Washington et La Havane ne voient pas la gestion de leur bras de fer de la même manière. Cuba et les Etats-Unis ont des « échanges » diplomatiques, mais il n’y a pas d’espace de « dialogue » formel, a ainsi tenu à faire savoir lundi le vice-ministre cubain des Affaires étrangères, Carlos Fernandez de Cossio.

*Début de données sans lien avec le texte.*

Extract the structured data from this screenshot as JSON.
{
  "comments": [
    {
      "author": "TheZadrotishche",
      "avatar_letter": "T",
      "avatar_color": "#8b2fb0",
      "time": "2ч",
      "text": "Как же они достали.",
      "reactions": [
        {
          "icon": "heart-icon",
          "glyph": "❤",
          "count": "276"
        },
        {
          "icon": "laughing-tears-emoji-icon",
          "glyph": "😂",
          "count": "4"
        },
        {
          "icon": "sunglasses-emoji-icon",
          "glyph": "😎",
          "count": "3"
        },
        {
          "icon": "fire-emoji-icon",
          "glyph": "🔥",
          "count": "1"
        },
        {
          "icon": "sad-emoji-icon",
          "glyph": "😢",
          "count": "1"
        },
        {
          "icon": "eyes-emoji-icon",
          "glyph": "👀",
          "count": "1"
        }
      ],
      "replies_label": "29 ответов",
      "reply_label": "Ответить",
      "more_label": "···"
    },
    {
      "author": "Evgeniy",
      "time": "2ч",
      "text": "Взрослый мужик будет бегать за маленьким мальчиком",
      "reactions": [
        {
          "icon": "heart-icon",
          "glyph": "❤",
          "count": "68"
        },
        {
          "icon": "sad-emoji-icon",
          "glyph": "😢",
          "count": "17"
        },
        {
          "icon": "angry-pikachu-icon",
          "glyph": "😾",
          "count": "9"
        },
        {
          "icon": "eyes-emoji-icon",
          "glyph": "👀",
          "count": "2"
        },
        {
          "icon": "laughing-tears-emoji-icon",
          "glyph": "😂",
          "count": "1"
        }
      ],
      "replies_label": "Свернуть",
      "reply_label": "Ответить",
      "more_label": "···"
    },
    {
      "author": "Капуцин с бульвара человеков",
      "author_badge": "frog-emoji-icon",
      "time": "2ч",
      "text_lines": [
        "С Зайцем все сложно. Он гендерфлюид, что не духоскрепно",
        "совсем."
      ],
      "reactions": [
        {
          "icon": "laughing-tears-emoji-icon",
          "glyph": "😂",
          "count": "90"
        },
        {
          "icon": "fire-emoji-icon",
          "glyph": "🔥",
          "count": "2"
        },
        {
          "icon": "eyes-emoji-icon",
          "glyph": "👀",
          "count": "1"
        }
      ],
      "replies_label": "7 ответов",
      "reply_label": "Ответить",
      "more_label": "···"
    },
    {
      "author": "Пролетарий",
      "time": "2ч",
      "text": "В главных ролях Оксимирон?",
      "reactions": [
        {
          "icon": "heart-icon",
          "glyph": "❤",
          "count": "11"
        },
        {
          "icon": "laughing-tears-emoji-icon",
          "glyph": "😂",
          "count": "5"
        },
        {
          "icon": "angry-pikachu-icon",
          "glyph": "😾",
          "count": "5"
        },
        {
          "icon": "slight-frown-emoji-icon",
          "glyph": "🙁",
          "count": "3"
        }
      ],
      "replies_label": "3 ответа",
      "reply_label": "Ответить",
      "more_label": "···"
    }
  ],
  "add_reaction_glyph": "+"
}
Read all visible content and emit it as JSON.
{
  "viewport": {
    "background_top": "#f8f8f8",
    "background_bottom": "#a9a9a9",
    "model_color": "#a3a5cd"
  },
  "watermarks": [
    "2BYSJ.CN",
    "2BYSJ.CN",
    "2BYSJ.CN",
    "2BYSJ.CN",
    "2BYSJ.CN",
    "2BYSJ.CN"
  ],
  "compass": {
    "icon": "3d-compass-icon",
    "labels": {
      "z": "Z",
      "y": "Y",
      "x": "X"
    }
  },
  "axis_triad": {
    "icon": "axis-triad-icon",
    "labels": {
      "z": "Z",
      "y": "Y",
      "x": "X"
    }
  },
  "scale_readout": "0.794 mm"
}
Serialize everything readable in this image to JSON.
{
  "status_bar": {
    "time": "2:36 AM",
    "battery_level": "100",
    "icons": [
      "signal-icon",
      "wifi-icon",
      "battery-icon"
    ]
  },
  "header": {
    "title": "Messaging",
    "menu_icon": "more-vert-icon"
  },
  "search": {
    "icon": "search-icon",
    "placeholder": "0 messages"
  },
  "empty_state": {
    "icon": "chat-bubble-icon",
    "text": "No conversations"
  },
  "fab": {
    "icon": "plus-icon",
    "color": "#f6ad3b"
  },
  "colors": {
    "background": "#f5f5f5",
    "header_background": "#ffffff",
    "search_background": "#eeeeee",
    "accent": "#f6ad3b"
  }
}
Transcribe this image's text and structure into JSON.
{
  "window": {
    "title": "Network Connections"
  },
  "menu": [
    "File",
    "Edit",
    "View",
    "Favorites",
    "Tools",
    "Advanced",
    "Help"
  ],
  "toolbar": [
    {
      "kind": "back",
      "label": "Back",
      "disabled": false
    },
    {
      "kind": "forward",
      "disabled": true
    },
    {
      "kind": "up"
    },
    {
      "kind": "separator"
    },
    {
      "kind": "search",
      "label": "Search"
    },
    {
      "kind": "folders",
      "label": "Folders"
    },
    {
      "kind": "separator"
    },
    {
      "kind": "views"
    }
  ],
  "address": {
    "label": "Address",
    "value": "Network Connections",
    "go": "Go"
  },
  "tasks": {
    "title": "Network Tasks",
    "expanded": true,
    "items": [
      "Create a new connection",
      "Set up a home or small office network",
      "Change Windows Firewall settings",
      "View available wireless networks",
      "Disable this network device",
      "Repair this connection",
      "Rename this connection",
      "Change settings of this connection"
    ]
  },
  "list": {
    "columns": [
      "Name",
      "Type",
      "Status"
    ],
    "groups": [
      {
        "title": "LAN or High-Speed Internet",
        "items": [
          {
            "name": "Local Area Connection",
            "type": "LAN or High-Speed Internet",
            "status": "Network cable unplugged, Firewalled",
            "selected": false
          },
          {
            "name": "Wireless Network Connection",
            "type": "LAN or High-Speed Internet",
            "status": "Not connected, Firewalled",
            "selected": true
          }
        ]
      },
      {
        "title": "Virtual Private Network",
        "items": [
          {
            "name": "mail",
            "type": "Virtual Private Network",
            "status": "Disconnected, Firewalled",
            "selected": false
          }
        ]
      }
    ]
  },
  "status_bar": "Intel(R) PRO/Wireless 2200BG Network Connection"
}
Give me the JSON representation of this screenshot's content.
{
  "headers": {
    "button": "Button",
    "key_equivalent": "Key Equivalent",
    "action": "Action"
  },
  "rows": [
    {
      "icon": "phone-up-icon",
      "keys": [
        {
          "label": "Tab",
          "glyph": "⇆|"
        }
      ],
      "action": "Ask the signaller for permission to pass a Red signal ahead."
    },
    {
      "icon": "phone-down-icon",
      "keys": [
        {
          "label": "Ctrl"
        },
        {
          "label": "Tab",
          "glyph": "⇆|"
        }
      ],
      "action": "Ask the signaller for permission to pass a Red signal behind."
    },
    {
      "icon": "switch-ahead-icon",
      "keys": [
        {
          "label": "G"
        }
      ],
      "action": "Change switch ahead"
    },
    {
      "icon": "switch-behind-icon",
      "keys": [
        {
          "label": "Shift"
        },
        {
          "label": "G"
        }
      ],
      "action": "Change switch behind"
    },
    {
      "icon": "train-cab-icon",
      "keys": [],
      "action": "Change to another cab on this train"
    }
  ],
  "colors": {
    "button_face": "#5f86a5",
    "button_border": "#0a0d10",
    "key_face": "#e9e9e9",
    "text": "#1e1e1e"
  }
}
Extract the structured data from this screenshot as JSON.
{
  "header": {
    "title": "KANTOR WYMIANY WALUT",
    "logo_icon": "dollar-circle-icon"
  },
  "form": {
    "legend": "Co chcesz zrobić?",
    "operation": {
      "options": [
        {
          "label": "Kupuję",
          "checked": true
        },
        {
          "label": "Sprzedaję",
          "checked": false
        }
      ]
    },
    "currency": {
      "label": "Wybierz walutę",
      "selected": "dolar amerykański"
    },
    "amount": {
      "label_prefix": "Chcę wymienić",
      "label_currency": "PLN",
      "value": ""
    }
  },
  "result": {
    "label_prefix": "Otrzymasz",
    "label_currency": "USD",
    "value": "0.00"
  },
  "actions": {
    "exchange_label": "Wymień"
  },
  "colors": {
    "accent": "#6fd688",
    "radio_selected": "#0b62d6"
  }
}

Selon lui, « il n’existe pas de dialogue à proprement parler en ce moment, mais il y a bien eu des échanges de messages ».
Donald Trump avait pourtant assuré dimanche que les Etats-Unis avaient engagé un dialogue avec le gouvernement cubain et avait dit entrevoir « un accord » avec l’île communiste. « Nous sommes en train de négocier avec les dirigeants cubains en ce moment », a-t-il insisté à nouveau lundi lors d’un échange avec la presse dans le Bureau ovale, sans donner plus de détails.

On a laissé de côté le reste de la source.